Gareng dilukiskan dengan cacad-cacad tubuh. Kaki pengkor, tangan bengkok, tubuh kurus ceking. Keadaan jasmaniah tidak mempengaruhi kebaktiannya terhadap Pandawa. Dia bekerja pada tugasnya dengan keadaan yang dia miliki dengan kemampuan maximal yang ada padanya. Itulah sifat yang disebut Narima, yagn berarti sesuai dengan potensi yang dikandungnya. Garenag berarti garing atau kering. Semua yang harus diberikan telah diberikan, tidak ada sisa pada tubuhnya. Telah kering. Inilah sifat jujur yang berarti memancarkan apa yang harus dipancarkan, memberikan apa yang harus diberikan tanpa manipulasi dan motif kepentingan pribadi.

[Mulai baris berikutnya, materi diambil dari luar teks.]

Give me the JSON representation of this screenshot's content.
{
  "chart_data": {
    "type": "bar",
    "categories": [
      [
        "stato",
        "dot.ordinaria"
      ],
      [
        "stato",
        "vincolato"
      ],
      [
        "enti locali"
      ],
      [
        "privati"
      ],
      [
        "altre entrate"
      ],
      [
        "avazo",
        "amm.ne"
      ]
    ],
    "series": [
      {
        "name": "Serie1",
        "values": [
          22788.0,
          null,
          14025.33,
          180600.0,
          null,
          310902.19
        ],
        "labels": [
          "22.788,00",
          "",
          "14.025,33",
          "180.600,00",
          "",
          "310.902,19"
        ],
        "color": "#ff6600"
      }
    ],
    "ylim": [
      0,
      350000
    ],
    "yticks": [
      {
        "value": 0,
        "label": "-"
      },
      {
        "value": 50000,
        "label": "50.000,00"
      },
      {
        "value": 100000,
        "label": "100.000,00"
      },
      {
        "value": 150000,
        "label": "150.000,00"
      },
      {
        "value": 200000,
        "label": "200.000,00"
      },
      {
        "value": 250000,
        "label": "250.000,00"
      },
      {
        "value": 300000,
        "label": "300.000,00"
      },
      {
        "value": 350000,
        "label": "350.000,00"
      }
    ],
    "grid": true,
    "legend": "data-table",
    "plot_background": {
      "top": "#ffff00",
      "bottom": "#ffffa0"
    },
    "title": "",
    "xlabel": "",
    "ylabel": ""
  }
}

Keempat sifat itu sebagai kesatuannya disebut budi luhur. Oleh karena itu dilukiskan bahwa Gareng dan Petruk mengangkat Semar sebagai bapaknya. Dengan sikap jiwa yang luhur, manusia akan mengarah ke dalam, memandang kepada kesucian. Oleh karena itu Semar dilukiskan selalu emmandang kearah jambul diubun-ubunnya, tempat turunnya sikap ke dalam, selalu ingat kepada: Penciptanya kepada asalnya. Ini dapat dicapai oelh karena nafsu telah taat dan perasaan telah dinetralkan, sehingga percaya dan menghayati arti bahagia.
Bagong dari kependekan: tiba gong. Artinya jatuh pada bunyi gong. Tarian, yang selalu tepat pada bunyi gong adalah tarian yang bagus. Tokoh bagong dimaksudkan sebgai persetujuan bahwa telah genaplah jalinan perumpamaan yang sinandi di dalam bentuk dan fungsi panakawan. Berarti dengan munculnya Bagong, koreksi bersifat menggaris bawahi dan menyetujui.
Lebih jauh lagi ditambahkan bahwa dengan tumbangnya pohon Aswata dan dicapainya budi luhur maka rasa jenis akan pudar, rasa aku akan melebur, rasa diri akan luluh, rasa diri akan menjadi rasa bersama, kesadaran akan adanya tepi menjadi rasa ditengah yang berimpit dengan semuanya. Ketakutan dan kekhawatiran akan hilang menjadi teguh. Keragu-raguan akan berubah menjadi pasti. Kebencian akan berubah menjadi cinta. Karena dia telah menginjak pada taraf kesejatian jiwa.
Oleh karena itu Semar dilukiskan bukan laki-laki juga bukan perempuan. Di dalam kekhusukan sembahyang atau di dalam puncak Semadhi terkilatlah perasaan ini dimana benteng ke Akuan telah disinarkan menginjak ambang rasa Sejati. Itulah batas antara gelap dan terang. Batas antara maya dan nyata, karena Semar masih berfungsi sebgai Panakawan dari Pandawa. Karena Semar masih berdiri pada ambang. Oleh karena itu Semar disebut Semar yang berarti samar, batas antara gelap dan terang. Apabila jenjang itu ditinggalkan dan melangkah pada Rasa Sejati, Semar akan lenyap menjadi Sang Hyang Ismaya.
Samar disebut juga Badranaya, Badra berarti susah, Naya berarti mengawasi. Maka Badra Naya berarti yang mengawasi kesusahan. Atau yang menaklukkan kesusahan. Kesusahan atau penderitaan adalah buah dari pohon Aswata atau nafsu. Kesusahan hanyalah dapat dikalahkan oleh sikap luhur dari jiwa, ialah gabungan dari keempat sikap jiwa yang diperankan oleh putera-putera Semar. Oleh karena itu Badra Naya adalah Semar.
Badra Naya dapat mengalahkan nafsu-nafsu oleh karena itu Badra Naya bertugas mengawasi nafsu. Oleh karena itu Badra Naya menjadi Panakawan dari Pandawa.